Back to Details

server-management

Compare original and translation side by side

🇺🇸

Original

English
🇨🇳

Translation

Chinese

Server Management (DigitalOcean)

服务器管理(DigitalOcean)

When to use this skill

何时使用此技能

  • Provisioning a new DigitalOcean Droplet.
  • Configuring Nginx or UFW.
  • Troubleshooting Linux server issues.
  • 部署新的DigitalOcean Droplet。
  • 配置Nginx或UFW。
  • 排查Linux服务器问题。

1. Initial Setup

1. 初始设置

  • User: Create a non-root user with sudo privileges immediately.
  • SSH: Disable password login (
    PermitRootLogin no
    , 
    PasswordAuthentication no
    ). Use SSH keys.
  • 用户:立即创建拥有sudo权限的非root用户。
  • SSH:禁用密码登录(
    PermitRootLogin no
    , 
    PasswordAuthentication no
    )。
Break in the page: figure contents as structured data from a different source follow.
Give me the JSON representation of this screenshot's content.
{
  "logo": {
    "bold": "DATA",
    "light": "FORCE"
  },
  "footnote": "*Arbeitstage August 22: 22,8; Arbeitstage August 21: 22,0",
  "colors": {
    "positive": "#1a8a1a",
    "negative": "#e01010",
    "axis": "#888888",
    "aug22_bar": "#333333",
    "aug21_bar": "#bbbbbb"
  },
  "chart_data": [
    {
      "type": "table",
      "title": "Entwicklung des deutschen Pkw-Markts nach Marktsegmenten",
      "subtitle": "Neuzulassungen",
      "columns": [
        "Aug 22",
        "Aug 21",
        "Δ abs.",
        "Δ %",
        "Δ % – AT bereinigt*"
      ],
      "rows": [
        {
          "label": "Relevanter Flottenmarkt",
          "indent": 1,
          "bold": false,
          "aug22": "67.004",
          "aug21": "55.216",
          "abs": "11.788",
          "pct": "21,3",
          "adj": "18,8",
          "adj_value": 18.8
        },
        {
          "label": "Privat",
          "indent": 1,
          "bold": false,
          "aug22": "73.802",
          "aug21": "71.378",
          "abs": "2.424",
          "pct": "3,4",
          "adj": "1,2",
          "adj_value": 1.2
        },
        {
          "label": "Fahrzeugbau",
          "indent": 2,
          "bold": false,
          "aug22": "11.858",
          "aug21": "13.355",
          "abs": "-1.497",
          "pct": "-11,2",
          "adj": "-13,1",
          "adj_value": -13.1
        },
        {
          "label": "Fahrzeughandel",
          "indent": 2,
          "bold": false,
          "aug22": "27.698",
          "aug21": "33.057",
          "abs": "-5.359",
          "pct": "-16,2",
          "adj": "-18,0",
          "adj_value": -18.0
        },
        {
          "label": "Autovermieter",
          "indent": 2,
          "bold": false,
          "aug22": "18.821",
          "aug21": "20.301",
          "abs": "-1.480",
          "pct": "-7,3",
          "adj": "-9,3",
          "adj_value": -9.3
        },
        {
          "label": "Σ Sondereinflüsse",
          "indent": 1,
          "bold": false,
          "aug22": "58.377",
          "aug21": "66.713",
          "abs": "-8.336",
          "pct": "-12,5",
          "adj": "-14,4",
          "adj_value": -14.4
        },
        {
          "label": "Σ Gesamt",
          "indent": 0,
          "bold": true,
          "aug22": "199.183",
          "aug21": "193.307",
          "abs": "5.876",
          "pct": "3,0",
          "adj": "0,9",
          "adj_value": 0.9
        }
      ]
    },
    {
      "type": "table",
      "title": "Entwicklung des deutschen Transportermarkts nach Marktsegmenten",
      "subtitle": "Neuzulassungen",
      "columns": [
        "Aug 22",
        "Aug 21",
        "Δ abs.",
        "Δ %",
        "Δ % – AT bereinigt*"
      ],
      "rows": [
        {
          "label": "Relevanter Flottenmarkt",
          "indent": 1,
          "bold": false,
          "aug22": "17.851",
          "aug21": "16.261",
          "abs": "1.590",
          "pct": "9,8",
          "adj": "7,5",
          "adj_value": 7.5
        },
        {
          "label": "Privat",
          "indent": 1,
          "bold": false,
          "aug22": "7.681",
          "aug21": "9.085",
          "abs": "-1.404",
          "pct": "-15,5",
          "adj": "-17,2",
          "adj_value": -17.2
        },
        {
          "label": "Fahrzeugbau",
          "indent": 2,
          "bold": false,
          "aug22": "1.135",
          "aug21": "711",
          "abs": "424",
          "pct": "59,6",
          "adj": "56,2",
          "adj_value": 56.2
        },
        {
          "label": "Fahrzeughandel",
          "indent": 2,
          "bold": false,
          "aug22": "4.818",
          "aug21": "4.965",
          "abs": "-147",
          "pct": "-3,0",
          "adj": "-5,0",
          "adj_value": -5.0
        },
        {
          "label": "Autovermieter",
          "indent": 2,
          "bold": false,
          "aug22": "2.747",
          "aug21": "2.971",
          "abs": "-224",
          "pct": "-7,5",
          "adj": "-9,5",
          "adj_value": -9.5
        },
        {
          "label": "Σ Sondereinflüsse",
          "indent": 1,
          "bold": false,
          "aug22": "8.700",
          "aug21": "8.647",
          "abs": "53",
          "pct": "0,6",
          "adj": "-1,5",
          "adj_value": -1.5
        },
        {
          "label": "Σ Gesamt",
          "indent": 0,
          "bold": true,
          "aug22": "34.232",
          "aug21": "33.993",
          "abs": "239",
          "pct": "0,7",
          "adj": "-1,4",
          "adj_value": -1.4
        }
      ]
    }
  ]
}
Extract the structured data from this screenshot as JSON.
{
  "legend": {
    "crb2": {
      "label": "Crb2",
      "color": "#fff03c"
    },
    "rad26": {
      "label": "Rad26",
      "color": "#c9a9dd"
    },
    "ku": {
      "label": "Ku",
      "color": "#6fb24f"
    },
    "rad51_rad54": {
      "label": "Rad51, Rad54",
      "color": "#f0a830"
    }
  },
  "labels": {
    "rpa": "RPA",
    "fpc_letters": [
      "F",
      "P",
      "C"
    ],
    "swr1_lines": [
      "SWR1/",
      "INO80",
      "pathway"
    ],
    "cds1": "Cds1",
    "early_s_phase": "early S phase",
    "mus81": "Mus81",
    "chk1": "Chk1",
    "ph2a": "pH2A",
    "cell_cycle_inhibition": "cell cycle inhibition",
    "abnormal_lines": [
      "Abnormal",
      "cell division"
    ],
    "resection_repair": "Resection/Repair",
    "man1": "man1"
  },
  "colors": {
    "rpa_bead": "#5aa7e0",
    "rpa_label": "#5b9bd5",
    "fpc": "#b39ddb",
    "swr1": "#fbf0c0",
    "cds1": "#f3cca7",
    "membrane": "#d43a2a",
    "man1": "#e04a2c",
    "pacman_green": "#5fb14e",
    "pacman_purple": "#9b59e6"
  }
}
使用SSH密钥。

2. Security

2. 安全

  • Firewall (UFW):
    bash
    ufw allow OpenSSH
ufw allow 'Nginx Full'
ufw enable
  • Fail2Ban: Install to prevent brute force attacks.
  • 防火墙(UFW):
    bash
    ufw allow OpenSSH
ufw allow 'Nginx Full'
ufw enable
  • Fail2Ban: 安装以防止暴力攻击。

3. Nginx Config

3. Nginx配置

  • Reverse Proxy: Standard pattern for Node/Python apps:
    nginx
    location / {
    proxy_pass http://localhost:3000;
    proxy_set_header Host $host;
}
  • SSL: Use Certbot (
    python3-certbot-nginx
    ) for auto-renewing Let's Encrypt certificates.
  • 反向代理: 适用于Node/Python应用的标准配置:
    nginx
    location / {
    proxy_pass http://localhost:3000;
    proxy_set_header Host $host;
}
  • SSL: 使用Certbot(
    python3-certbot-nginx
    )获取自动续期的Let's Encrypt证书。